Os leitores, tanto para os livros como para a imprensa, marcaram presença, mesmo se, ao que parece, essa categoria estivesse em plena mutação.

Eles seriam menos do que no passado, mas adquirem mais livros e são atraídos por obras que propõem formatos de leitura mais contemporâneos: um dicionário que não se lê de uma só vez, romances gráficos, bandas desenhadas, bem como livros e artigos mais curtos. A História hoje, como nas demais áreas, é mais algo que se consome como aperitivo do que algo que se devora.

« O que ele não resolveu pela espada, acabarei por cumprir com a pena. » Honoré de Balzac

Esta multiplicação de livros, de edições especiais e de artigos que se acumularam desde a morte de Napoleão é, se assim quisermos, uma homenagem póstuma àquele que foi um leitor compulsivo bem como um censor activo, encabeçando um “império”  de 70 000 livros distribuídos em várias bibliotecas.

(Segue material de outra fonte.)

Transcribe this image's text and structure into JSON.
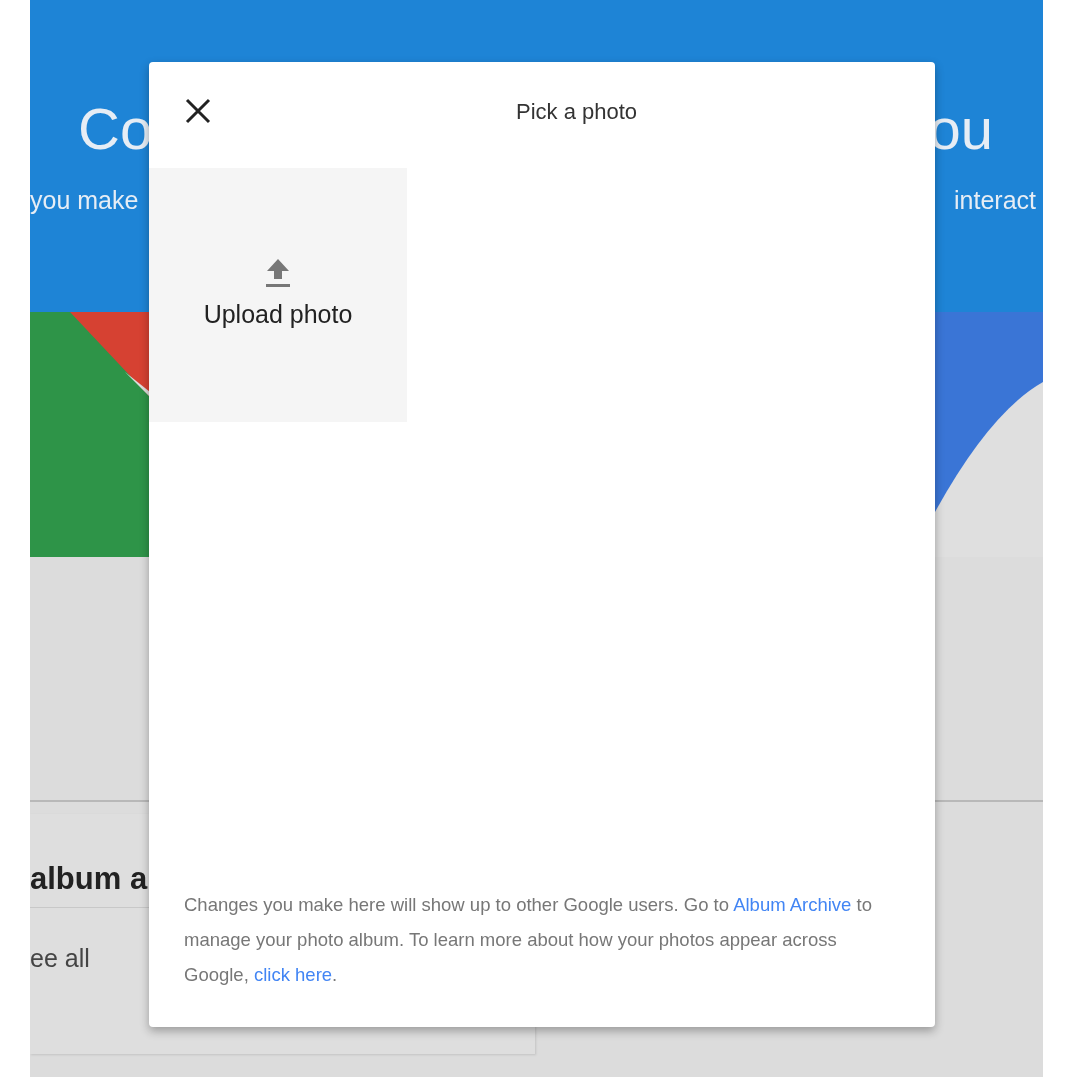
{
  "background": {
    "hero_title": [
      "Co",
      "ou"
    ],
    "hero_subtitle": [
      "you make",
      "interact"
    ],
    "card_title": "album a",
    "card_link": "ee all"
  },
  "dialog": {
    "title": "Pick a photo",
    "upload_tile": {
      "label": "Upload photo"
    },
    "footer": [
      {
        "kind": "text",
        "text": "Changes you make here will show up to other Google users. Go to "
      },
      {
        "kind": "link",
        "text": "Album Archive"
      },
      {
        "kind": "text",
        "text": " to manage your photo album. To learn more about how your photos appear across Google, "
      },
      {
        "kind": "link",
        "text": "click here"
      },
      {
        "kind": "text",
        "text": "."
      }
    ]
  }
}
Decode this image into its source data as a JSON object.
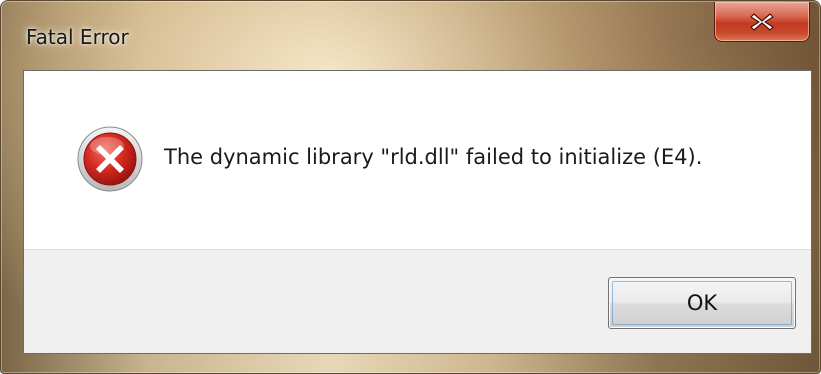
{
  "window": {
    "title": "Fatal Error",
    "close_icon": "close-icon"
  },
  "message": {
    "icon": "error-icon",
    "text": "The dynamic library \"rld.dll\" failed to initialize (E4)."
  },
  "buttons": {
    "ok_label": "OK"
  },
  "colors": {
    "close_button": "#c7432a",
    "error_icon": "#c8201c",
    "button_area": "#f0f0f0"
  }
}
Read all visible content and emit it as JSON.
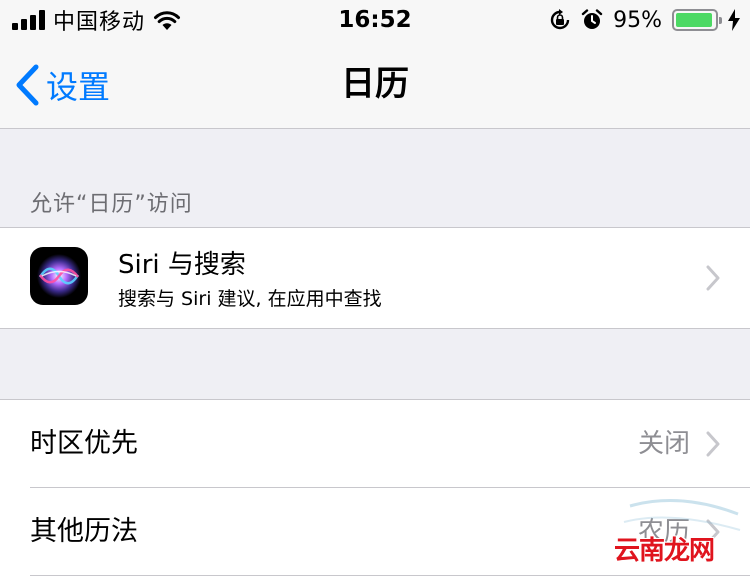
{
  "status_bar": {
    "carrier": "中国移动",
    "time": "16:52",
    "battery_percent": "95%",
    "battery_level": 0.95,
    "icons": [
      "signal-icon",
      "wifi-icon",
      "orientation-lock-icon",
      "alarm-icon",
      "battery-icon",
      "charging-bolt-icon"
    ]
  },
  "nav": {
    "back_label": "设置",
    "title": "日历"
  },
  "section_allow": {
    "header": "允许“日历”访问"
  },
  "siri_cell": {
    "title": "Siri 与搜索",
    "subtitle": "搜索与 Siri 建议, 在应用中查找",
    "icon": "siri-icon"
  },
  "settings": [
    {
      "label": "时区优先",
      "value": "关闭"
    },
    {
      "label": "其他历法",
      "value": "农历"
    }
  ],
  "watermark": {
    "text": "云南龙网"
  },
  "colors": {
    "accent": "#007aff",
    "battery": "#4cd964",
    "background": "#efeff4",
    "secondary_text": "#8e8e93"
  }
}
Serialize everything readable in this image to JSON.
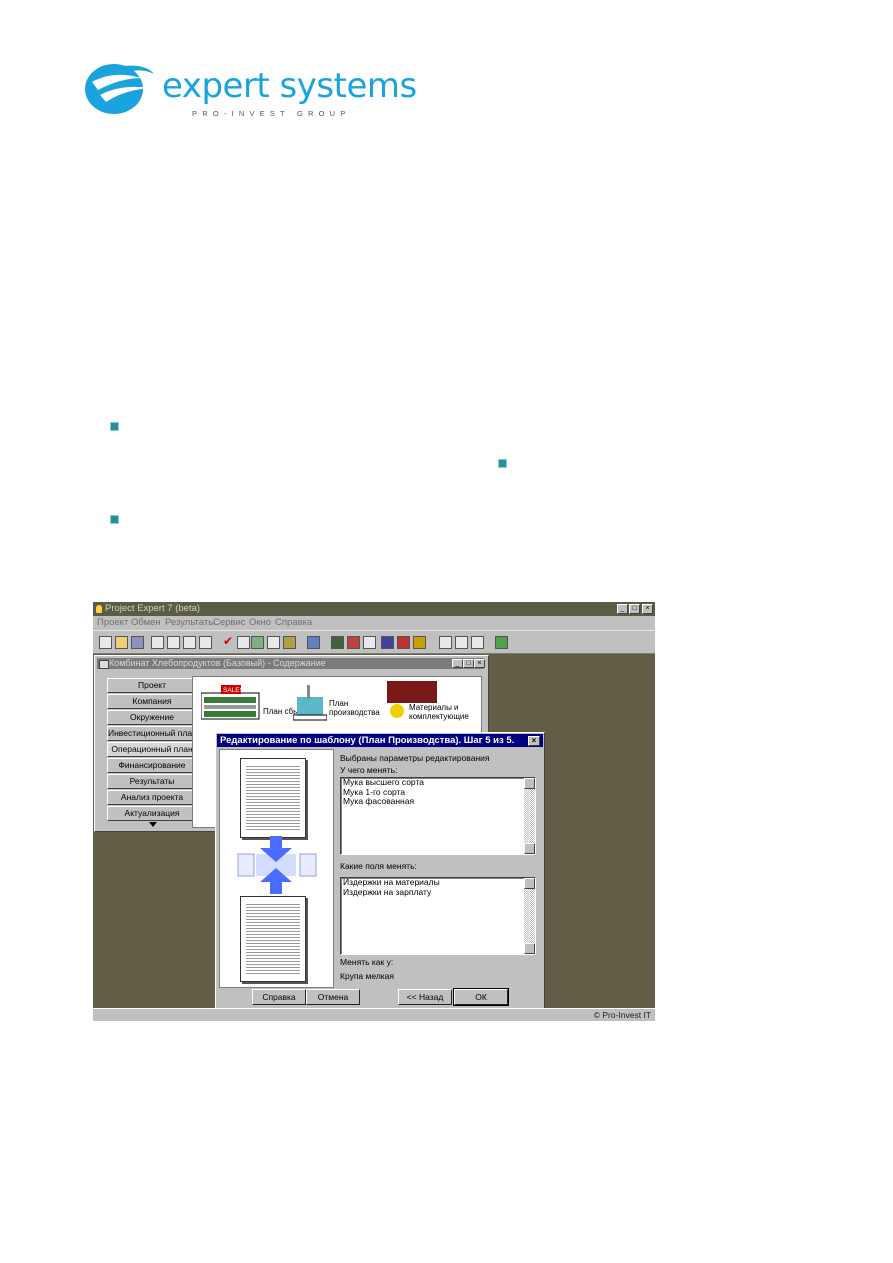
{
  "logo": {
    "name": "expert systems",
    "tagline": "PRO-INVEST GROUP",
    "color": "#1aa3dc"
  },
  "app": {
    "title": "Project Expert 7 (beta)",
    "menu": [
      "Проект",
      "Обмен",
      "Результаты",
      "Сервис",
      "Окно",
      "Справка"
    ],
    "status_text": "© Pro-Invest IT",
    "window_controls": [
      "_",
      "□",
      "×"
    ]
  },
  "doc_window": {
    "title": "Комбинат Хлебопродуктов (Базовый) - Содержание",
    "nav_items": [
      "Проект",
      "Компания",
      "Окружение",
      "Инвестиционный план",
      "Операционный план",
      "Финансирование",
      "Результаты",
      "Анализ проекта",
      "Актуализация"
    ],
    "active_nav": "Операционный план",
    "content_icons": [
      {
        "icon": "sales-icon",
        "label": "План сбыта",
        "badge": "SALES"
      },
      {
        "icon": "factory-icon",
        "label": "План производства"
      },
      {
        "icon": "materials-icon",
        "label": "Материалы и комплектующие"
      }
    ]
  },
  "dialog": {
    "title": "Редактирование по шаблону (План Производства). Шаг 5 из 5.",
    "close_label": "×",
    "selected_params_label": "Выбраны параметры редактирования",
    "what_to_change_label": "У чего менять:",
    "what_items": [
      "Мука высшего сорта",
      "Мука 1-го сорта",
      "Мука фасованная"
    ],
    "which_fields_label": "Какие поля менять:",
    "field_items": [
      "Издержки на материалы",
      "Издержки на зарплату"
    ],
    "change_as_label": "Менять как у:",
    "change_as_value": "Крупа мелкая",
    "buttons": {
      "help": "Справка",
      "cancel": "Отмена",
      "back": "<< Назад",
      "ok": "ОК"
    }
  }
}
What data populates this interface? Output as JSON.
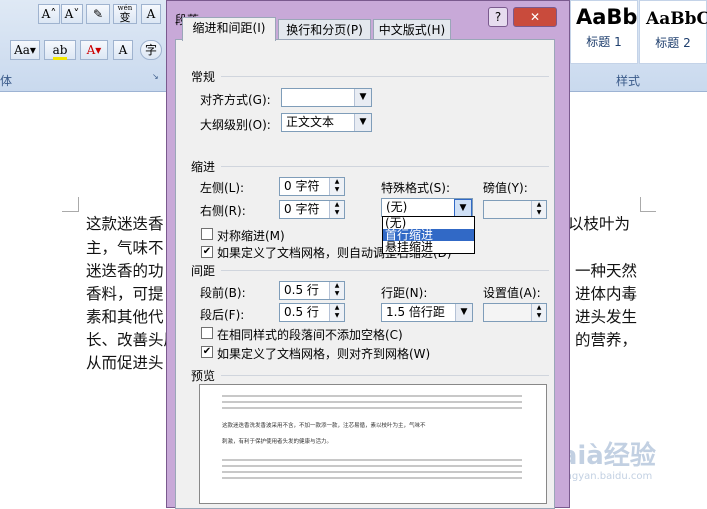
{
  "ribbon": {
    "font_buttons": [
      "A˄",
      "A˅",
      "Aa▾",
      "变",
      "A",
      "A▾",
      "A▾",
      "A",
      "字"
    ],
    "wen_label": "wén",
    "group_font": "体",
    "group_styles": "样式",
    "styles": [
      {
        "sample": "AaBb",
        "name": "标题 1"
      },
      {
        "sample": "AaBbC",
        "name": "标题 2"
      }
    ]
  },
  "document": {
    "lines": [
      {
        "left": "这款迷迭香",
        "right": "以枝叶为"
      },
      {
        "left": "主，气味不",
        "right": ""
      },
      {
        "left": "迷迭香的功",
        "right": "一种天然"
      },
      {
        "left": "香料，可提",
        "right": "进体内毒"
      },
      {
        "left": "素和其他代",
        "right": "进头发生"
      },
      {
        "left": "长、改善头屑",
        "right": "的营养，"
      },
      {
        "left": "从而促进头",
        "right": ""
      }
    ]
  },
  "dialog": {
    "title": "段落",
    "help": "?",
    "close": "✕",
    "tabs": [
      "缩进和间距(I)",
      "换行和分页(P)",
      "中文版式(H)"
    ],
    "general": {
      "heading": "常规",
      "alignment_label": "对齐方式(G):",
      "alignment_value": "",
      "outline_label": "大纲级别(O):",
      "outline_value": "正文文本"
    },
    "indent": {
      "heading": "缩进",
      "left_label": "左侧(L):",
      "left_value": "0 字符",
      "right_label": "右侧(R):",
      "right_value": "0 字符",
      "special_label": "特殊格式(S):",
      "special_value": "(无)",
      "special_options": [
        "(无)",
        "首行缩进",
        "悬挂缩进"
      ],
      "measure_label": "磅值(Y):",
      "measure_value": "",
      "mirror_label": "对称缩进(M)",
      "mirror_checked": false,
      "auto_adjust_label": "如果定义了文档网格，则自动调整右缩进(D)",
      "auto_adjust_checked": true
    },
    "spacing": {
      "heading": "间距",
      "before_label": "段前(B):",
      "before_value": "0.5 行",
      "after_label": "段后(F):",
      "after_value": "0.5 行",
      "line_label": "行距(N):",
      "line_value": "1.5 倍行距",
      "at_label": "设置值(A):",
      "at_value": "",
      "no_space_label": "在相同样式的段落间不添加空格(C)",
      "no_space_checked": false,
      "snap_grid_label": "如果定义了文档网格，则对齐到网格(W)",
      "snap_grid_checked": true
    },
    "preview": {
      "heading": "预览",
      "sample_lines": [
        "这款迷迭香洗发香波采用不含，不加一款添一款，注芯易循，素以枝叶为主，气味不",
        "刺激，有利于保护使用者头发的健康与活力。"
      ]
    }
  },
  "watermark": {
    "text": "Baià经验",
    "sub": "jingyan.baidu.com"
  }
}
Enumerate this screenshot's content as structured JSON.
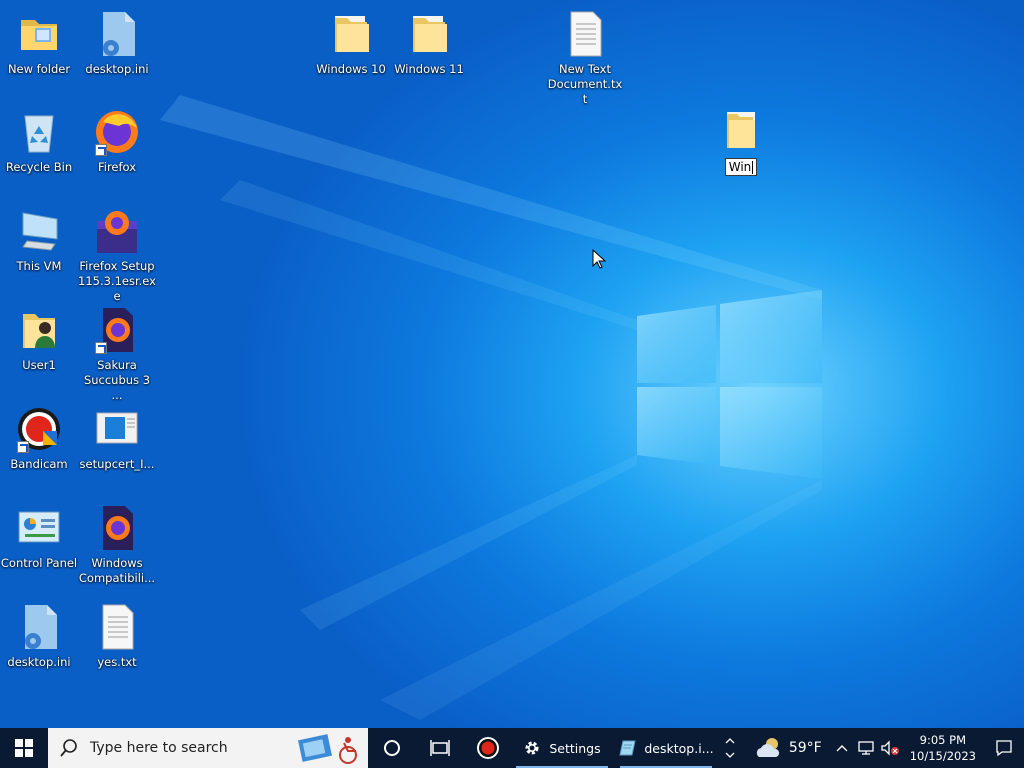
{
  "desktop": {
    "icons": [
      {
        "label": "New folder"
      },
      {
        "label": "desktop.ini"
      },
      {
        "label": "Windows 10"
      },
      {
        "label": "Windows 11"
      },
      {
        "label": "New Text\nDocument.txt"
      },
      {
        "label": "Recycle Bin"
      },
      {
        "label": "Firefox"
      },
      {
        "label": "This VM"
      },
      {
        "label": "Firefox Setup\n115.3.1esr.exe"
      },
      {
        "label": "User1"
      },
      {
        "label": "Sakura\nSuccubus 3 ..."
      },
      {
        "label": "Bandicam"
      },
      {
        "label": "setupcert_I..."
      },
      {
        "label": "Control Panel"
      },
      {
        "label": "Windows\nCompatibili..."
      },
      {
        "label": "desktop.ini"
      },
      {
        "label": "yes.txt"
      }
    ],
    "renaming_folder": {
      "value": "Win"
    }
  },
  "taskbar": {
    "search_placeholder": "Type here to search",
    "apps": [
      {
        "label": "Settings",
        "icon": "gear-icon"
      },
      {
        "label": "desktop.i...",
        "icon": "notepad-icon"
      }
    ],
    "weather": {
      "temp": "59°F",
      "icon": "cloudy-moon-icon"
    },
    "clock": {
      "time": "9:05 PM",
      "date": "10/15/2023"
    }
  }
}
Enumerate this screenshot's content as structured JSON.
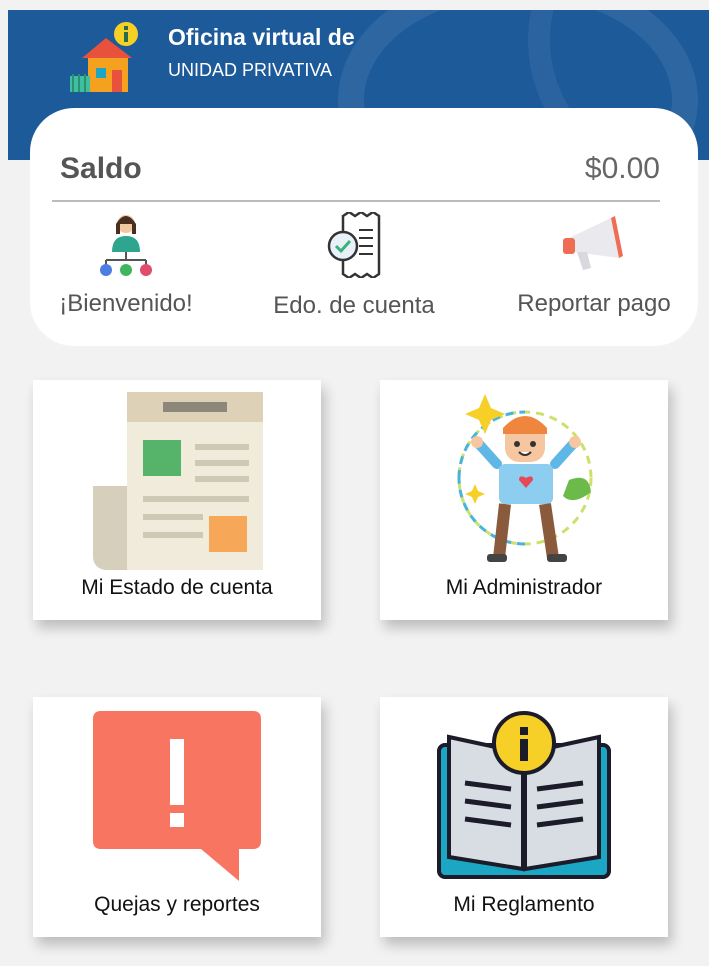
{
  "header": {
    "title": "Oficina virtual de",
    "subtitle": "UNIDAD PRIVATIVA",
    "logo_icon": "house-info-icon",
    "bg_color": "#1d5a99"
  },
  "balance": {
    "label": "Saldo",
    "value": "$0.00"
  },
  "quick_actions": [
    {
      "label": "¡Bienvenido!",
      "icon": "welcome-network-icon"
    },
    {
      "label": "Edo. de cuenta",
      "icon": "receipt-check-icon"
    },
    {
      "label": "Reportar pago",
      "icon": "megaphone-icon"
    }
  ],
  "tiles": [
    {
      "label": "Mi Estado de cuenta",
      "icon": "newspaper-icon"
    },
    {
      "label": "Mi Administrador",
      "icon": "happy-person-icon"
    },
    {
      "label": "Quejas y reportes",
      "icon": "alert-speech-bubble-icon"
    },
    {
      "label": "Mi Reglamento",
      "icon": "info-book-icon"
    }
  ],
  "colors": {
    "background": "#f2f2f2",
    "complaint_red": "#f87561",
    "book_teal": "#1ba6c4",
    "info_yellow": "#f6cf27"
  }
}
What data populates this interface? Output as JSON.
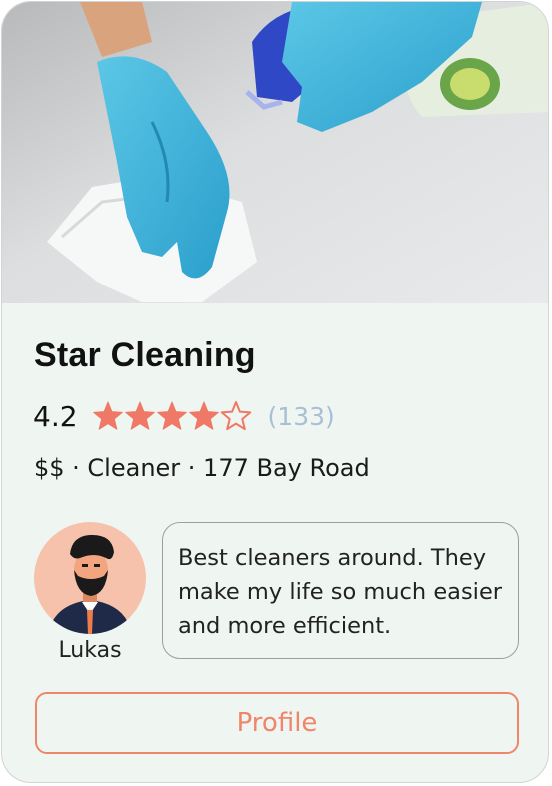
{
  "business": {
    "name": "Star Cleaning",
    "rating": "4.2",
    "stars_filled": 4,
    "stars_total": 5,
    "review_count": "(133)",
    "meta": "$$ · Cleaner · 177 Bay Road"
  },
  "review": {
    "reviewer_name": "Lukas",
    "text": "Best cleaners around. They make my life so much easier and more efficient."
  },
  "actions": {
    "profile_label": "Profile"
  },
  "colors": {
    "accent": "#f0856a",
    "star": "#f07866",
    "count": "#a9bfd6",
    "card_bg": "#eff6f2",
    "avatar_bg": "#f6c2ac"
  },
  "icons": {
    "star": "star-icon",
    "avatar": "person-avatar-icon"
  }
}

Leitor habitual, Napoleão organizava ele próprio as suas bibliotecas, da constituição do fundo à classificação das obras e ele lamentava muito que a sua última, a de Santa Helena, abarcasse apenas 5 000 obras !

Biblioteca da Galeria de Diana, Castelo de Fontainebleau
Biblioteca da Galeria de Diana, Castelo de Fontainebleau © Florian Riva, 2014

Ele devorava todo o tipo de livros: história, geografia, filosofia, poesia, teatro e, mesmo, dir-se-ia hoje, literatura para descontrair. Napoleão lia, pois, de tudo, excepto e é de assinalar, obras religiosas, como homem herdeiro do espírito da Revolução francesa e filho da filosofia das “Luzes”.

Este feitio de leitor apaixonado de livros e de bibliotecas ganhou maior dimensão com o seu isolamento em Santa Helena onde a leitura era o seu passatempo favorito.

A sua biblioteca foi como o seu último lugar de poder até à morte a 5 de Maio de 1821. Virar as páginas do ano de Napoleão pelo prisma da imprensa e da literatura era, para as redacções de línguas estrangeiras da RFI, uma forma ideal de abrir o capítulo do ano que se avizinha: o dos 400 anos de um outro Francês conhecido no mundo inteiro; Jean-Baptiste Poquelin conhecido como Molière.